It means there are no 4wd or rear wheel drive cars with 5 cylinders. Also, there are no rear wheel drive cars with 4 cylinders. No cars have 7 cylinders.

The plot above shows the same information as the plot with facet_grid(drv ~ cyl), but displayed in one plot rather than facetting a grid of multiple plots.

  1. What plots does the following code make? What does . do?
ggplot(data = mpg) + 
  geom_point(mapping = aes(x = displ, y = hwy)) +
  facet_grid(drv ~ .)

ggplot(data = mpg) + 
  geom_point(mapping = aes(x = displ, y = hwy)) +
  facet_grid(. ~ cyl)

. is used when you do not want to facet in a row or column.

  1. Take the first faceted plot in this section:
ggplot(data = mpg) + 
  geom_point(mapping = aes(x = displ, y = hwy)) + 
  facet_wrap(~ class, nrow = 2)

What are the advantages to using faceting instead of the colour aesthetic? What are the disadvantages? How might the balance change if you had a larger dataset?
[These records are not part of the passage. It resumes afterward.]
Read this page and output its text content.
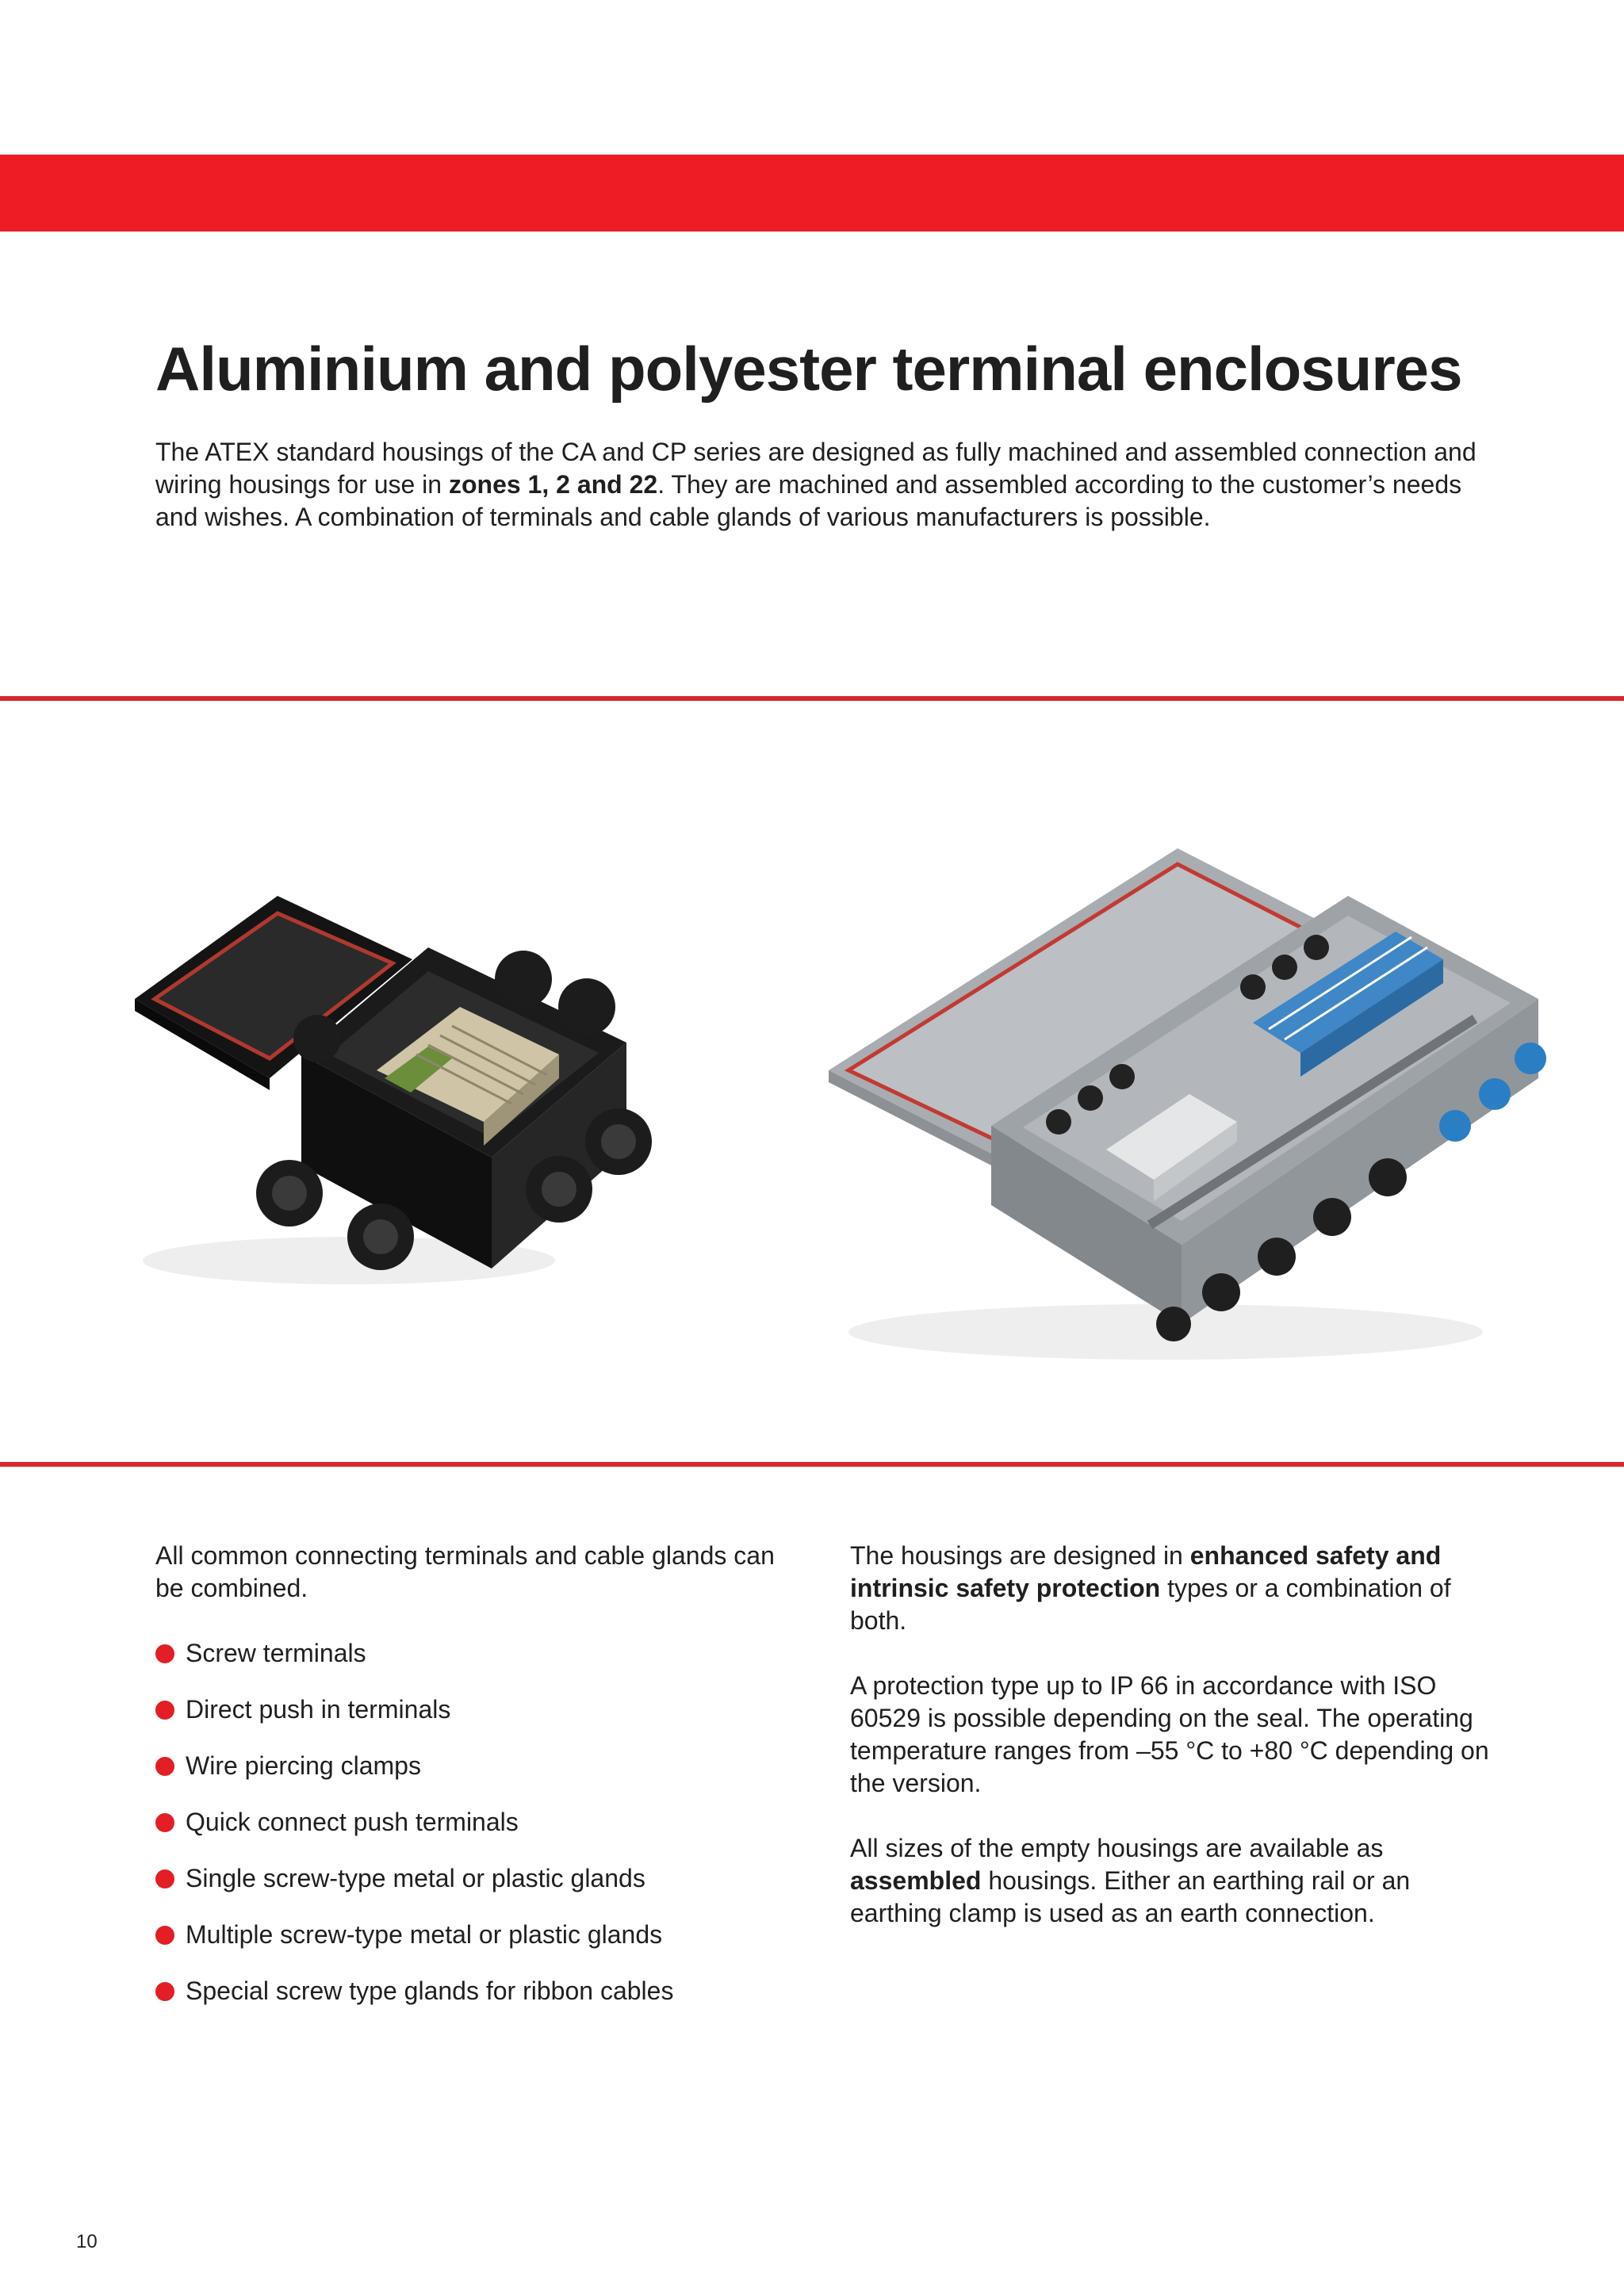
Aluminium and polyester terminal enclosures

The ATEX standard housings of the CA and CP series are designed as fully machined and assembled connection and wiring housings for use in zones 1, 2 and 22. They are machined and assembled according to the customer’s needs and wishes. A combination of terminals and cable glands of various manufacturers is possible.

All common connecting terminals and cable glands can be combined.

Screw terminals
Direct push in terminals
Wire piercing clamps
Quick connect push terminals
Single screw-type metal or plastic glands
Multiple screw-type metal or plastic glands
Special screw type glands for ribbon cables

The housings are designed in enhanced safety and intrinsic safety protection types or a combination of both.

A protection type up to IP 66 in accordance with ISO 60529 is possible depending on the seal. The operating temperature ranges from –55 °C to +80 °C depending on the version.

All sizes of the empty housings are available as assembled housings. Either an earthing rail or an earthing clamp is used as an earth connection.

10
Faceting makes it easier to see the pattern within groups. As the dataset becomes larger, it becomes more preferential to use faceting when comparing groups instead of using the colour aesthetic. However, it is more difficult to detect the overall pattern in the data when using faceting.

  1. Read ?facet_wrap. What does nrow do? What does ncol do? What other options control the layout of the individual panels? Why doesn’t facet_grid() have nrow and ncol arguments?

nrow and ncol lets you specify the number of rows and columns to display when faceting. dir is an example of an option that controls the layout of panels. facet_grid() does not have nrow and ncol arguments because it facets in a combination of two variables.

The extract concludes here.